The National (Editorial)
August 7, 2009 - 12:00am
http://www.thenational.ae/apps/pbcs.dll/article?AID=/20090807/OPINION/708069904/...


The Israeli right-wing has a curious word to describe what happened this week in the Sheikh Jarra neighbourhood of east Jerusalem, where 52 Palestinians were forcibly evicted from their homes: redemption. If this is what redemption looks like than it is difficult to imagine what peace would mean.

Regardless of one’s religious beliefs or politics it is difficult to find a redeeming value to theft. The Hanun and Gawi families now live on the street; Israeli settlers now live in their homes. And this is not the story of just these two Palestinan families but of thousands of others.

Orwellian terminology and tortured justifications for such behaviour are a stark reminder of the toxic calculus behind the Israeli settler movement.

Even to Israel’s most loyal defenders, and perhaps even to a large percentage of Israelis themselves, the eviction of the Hanun and Gawi families has no defence.

Just as the United States appeared ready to give some ground to the Israelis on settlement construction, the inhumanity of what happened in Sheikh Jarra has surely served to reinforce their resolve.

The Israeli ambassador to Washington was summoned by the Americans for the second time in as many months. The US secretary of state Hillary Clinton announced that “the eviction of families and demolition of homes in east Jerusalem is not in keeping with Israeli obligations”.

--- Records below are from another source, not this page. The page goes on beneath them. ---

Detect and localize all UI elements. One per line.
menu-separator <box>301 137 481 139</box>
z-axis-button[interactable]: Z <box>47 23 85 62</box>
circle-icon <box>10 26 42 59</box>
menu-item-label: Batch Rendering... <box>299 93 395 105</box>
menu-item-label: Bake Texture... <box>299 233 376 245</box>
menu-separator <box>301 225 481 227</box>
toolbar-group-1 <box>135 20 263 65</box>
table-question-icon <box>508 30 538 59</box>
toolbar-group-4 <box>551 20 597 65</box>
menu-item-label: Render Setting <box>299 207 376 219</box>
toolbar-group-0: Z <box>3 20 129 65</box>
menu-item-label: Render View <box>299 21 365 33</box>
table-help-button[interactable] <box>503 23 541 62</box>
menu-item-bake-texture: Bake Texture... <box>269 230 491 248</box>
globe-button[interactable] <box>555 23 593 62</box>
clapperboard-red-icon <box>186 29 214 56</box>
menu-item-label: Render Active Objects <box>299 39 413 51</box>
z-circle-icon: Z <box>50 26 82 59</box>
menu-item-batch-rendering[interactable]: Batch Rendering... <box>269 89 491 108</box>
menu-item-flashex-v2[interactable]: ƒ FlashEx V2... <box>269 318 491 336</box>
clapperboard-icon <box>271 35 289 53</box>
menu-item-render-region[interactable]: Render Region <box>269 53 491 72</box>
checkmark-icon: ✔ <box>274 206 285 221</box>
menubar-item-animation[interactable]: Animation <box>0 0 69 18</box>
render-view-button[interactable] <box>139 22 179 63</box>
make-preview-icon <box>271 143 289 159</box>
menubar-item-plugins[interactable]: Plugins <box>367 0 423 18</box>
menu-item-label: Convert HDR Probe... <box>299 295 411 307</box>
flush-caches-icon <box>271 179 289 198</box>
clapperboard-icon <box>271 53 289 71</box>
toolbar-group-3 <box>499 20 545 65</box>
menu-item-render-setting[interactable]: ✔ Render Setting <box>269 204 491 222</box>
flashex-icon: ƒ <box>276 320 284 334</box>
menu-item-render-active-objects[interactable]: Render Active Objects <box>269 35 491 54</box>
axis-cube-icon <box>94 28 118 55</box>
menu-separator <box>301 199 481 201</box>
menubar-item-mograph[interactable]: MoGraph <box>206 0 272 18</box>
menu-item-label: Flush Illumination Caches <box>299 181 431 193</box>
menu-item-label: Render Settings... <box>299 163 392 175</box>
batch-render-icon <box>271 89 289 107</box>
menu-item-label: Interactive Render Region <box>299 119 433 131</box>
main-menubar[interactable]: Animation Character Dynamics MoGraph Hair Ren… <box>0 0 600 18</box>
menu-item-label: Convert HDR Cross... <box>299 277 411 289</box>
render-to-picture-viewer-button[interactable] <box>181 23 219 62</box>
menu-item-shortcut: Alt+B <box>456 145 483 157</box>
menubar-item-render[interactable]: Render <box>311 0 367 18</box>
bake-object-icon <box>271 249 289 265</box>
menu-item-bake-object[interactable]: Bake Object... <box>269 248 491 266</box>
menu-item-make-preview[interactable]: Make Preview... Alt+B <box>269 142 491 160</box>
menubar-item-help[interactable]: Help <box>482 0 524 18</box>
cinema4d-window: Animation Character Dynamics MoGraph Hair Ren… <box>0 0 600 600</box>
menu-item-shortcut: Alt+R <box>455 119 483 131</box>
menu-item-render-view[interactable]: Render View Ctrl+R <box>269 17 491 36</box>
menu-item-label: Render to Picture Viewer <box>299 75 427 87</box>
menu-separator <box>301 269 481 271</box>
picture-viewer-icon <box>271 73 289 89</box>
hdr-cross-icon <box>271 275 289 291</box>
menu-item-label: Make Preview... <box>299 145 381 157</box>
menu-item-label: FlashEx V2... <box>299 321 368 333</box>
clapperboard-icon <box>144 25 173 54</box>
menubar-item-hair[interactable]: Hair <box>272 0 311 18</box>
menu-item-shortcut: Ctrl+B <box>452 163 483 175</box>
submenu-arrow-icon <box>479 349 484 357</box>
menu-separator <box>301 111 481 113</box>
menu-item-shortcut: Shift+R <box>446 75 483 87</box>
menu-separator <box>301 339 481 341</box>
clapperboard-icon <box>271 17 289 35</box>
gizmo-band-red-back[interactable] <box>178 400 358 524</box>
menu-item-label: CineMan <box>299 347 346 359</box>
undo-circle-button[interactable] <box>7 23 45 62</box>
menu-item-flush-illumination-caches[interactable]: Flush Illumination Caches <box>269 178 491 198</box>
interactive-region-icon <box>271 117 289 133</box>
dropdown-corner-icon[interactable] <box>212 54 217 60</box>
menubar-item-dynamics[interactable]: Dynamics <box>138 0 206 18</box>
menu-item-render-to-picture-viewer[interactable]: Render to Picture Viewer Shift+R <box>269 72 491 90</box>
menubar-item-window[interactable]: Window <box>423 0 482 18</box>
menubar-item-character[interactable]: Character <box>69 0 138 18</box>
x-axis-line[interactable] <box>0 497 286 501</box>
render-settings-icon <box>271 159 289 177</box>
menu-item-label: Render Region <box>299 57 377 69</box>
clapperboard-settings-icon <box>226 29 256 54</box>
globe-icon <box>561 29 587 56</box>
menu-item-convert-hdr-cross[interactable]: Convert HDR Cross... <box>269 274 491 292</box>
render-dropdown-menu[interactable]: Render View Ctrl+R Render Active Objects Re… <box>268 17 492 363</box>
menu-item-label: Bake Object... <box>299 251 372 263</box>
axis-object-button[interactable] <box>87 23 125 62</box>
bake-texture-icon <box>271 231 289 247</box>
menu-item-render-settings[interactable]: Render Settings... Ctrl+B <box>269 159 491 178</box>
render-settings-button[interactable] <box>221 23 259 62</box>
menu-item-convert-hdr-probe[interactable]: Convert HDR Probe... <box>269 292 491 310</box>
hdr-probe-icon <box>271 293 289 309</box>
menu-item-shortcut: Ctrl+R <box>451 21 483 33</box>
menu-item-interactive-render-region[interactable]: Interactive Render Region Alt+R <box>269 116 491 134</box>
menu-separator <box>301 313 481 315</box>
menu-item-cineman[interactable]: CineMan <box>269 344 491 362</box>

But ultimately it is for the Israeli people to determine the obligations that define them. Do they commit to the values of a fanatical minority? Or are they committed “to practise tolerance and live together in peace... as good neighbours”?

These are the commitments that the preamble to the United Nations Charter demands of nations. And Israelis might remember that is was the United Nations that established important parameters that provided for their country’s existence.

The Arab world must also make a decision. What makes this choice so difficult is the recent memory of what occurred when it pursued peace and the path to recognise Israel as its neighbour but received nothing in return.

After the Oslo accords in 1993, 75 more nations recognised Israel, strengthening their economic ties across the world and leading to a decade of growth and prosperity for the Jewish state. Palestinians did not share in these gains. Since 1993, the number of Israeli settlers in the West Bank, many of them displacing Palestinians such as the Hanun and Gawi families, has doubled.

Israel threatens its own security by using it as a pretext for further oppression. But the Arab world can do much to reveal the emptiness of their logic. Hardliners in Tel Aviv will jump at any excuse to justify the fanaticism that can so easily fly under the banner of Israeli patriotism.

The Arab world must do everything in its power not to provide them with an excuse. Venomous rhetoric, whether it be from Hizbollah and Hamas or Israeli defence officials, may satisfy a political objective but it solves nothing. And such rhetoric is all the more dangerous now that reports pepper the global press of both militant groups and Israeli units quickly preparing for their next exchange.

Violence, whether in the form of military action or forcefully removing families from their homes, will redeem nothing and no one.